Subject: Re: RelCache (aka ELF prebinding) news
To: None <tls@rek.tjls.com>
From: Jonathan Stone <jonathan@DSG.Stanford.EDU>
List: tech-userlevel
Date: 12/03/2002 17:02:32
Thor,

hey, thanks for the clear technical summary.

First: Adler-32 is a poor choice for small files, or for medium (a few
tens to hundreds of kbyte) dominated by a single octet value (e.g.,
lots of nulls).  I checked all the shared-libs on my handiest NetBSD box,
which happens to be an i386 running 1.6-release userland.

On that box, I see several very small files (less than 10k). Adler-32
is therefore a poor choice.

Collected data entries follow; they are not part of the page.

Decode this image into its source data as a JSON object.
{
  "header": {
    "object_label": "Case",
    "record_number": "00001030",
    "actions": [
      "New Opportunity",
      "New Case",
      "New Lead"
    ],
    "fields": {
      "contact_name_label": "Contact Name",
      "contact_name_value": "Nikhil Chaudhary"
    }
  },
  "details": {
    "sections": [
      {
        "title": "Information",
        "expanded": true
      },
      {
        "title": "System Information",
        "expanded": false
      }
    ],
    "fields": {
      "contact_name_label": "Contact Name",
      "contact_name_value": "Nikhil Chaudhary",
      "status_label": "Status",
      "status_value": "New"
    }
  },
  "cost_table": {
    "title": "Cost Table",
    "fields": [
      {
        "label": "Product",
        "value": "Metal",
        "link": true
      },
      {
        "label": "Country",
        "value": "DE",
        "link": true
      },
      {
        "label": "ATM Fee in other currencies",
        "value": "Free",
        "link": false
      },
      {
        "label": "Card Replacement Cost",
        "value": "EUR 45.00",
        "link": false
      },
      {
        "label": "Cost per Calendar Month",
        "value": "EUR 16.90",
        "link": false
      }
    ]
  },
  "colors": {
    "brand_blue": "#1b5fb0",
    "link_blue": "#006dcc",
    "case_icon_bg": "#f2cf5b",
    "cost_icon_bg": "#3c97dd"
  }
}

The line of reasoning is the same as in
[Stone 2001], and the email to tsvwg which someone else turned into
RFC3309.  (If pushed, I can quantify just how poor next week; I need
to dust off some tools from a couple of years back).

Second: a CRC is not a particuarly good point in the cost/computation
tradeoff space for Bang's purpose.

>
>The sole purpose of this identifier is to ensure that ld.so does not
>mistake one legitimate .so file for another.  Deliberate attempts to
>generate hash collisions are beyond the scope; 

I hear what you're saying, but personally I disagree about the scope.
I can think of some attacks which I'd _really_ rather not fall victim
to.


Can we make the assumption that (for now):
	1.  we want a hash-value which is a *string hint* about the
	`identity' of a purported shared-library,

	2. That if the hint is questionable, there are often-good
	ways of validating that  identity short of recomputing
	the hash itself (e.g,. checking device/inumber/generation values,
	and  whatever else Jason suggested)

Then (assuming we decide to use a hash at all) i see a clear case for
md4 or md5.  But ...  why not use just the filesystem-metadata,
and do away with the hash altogether?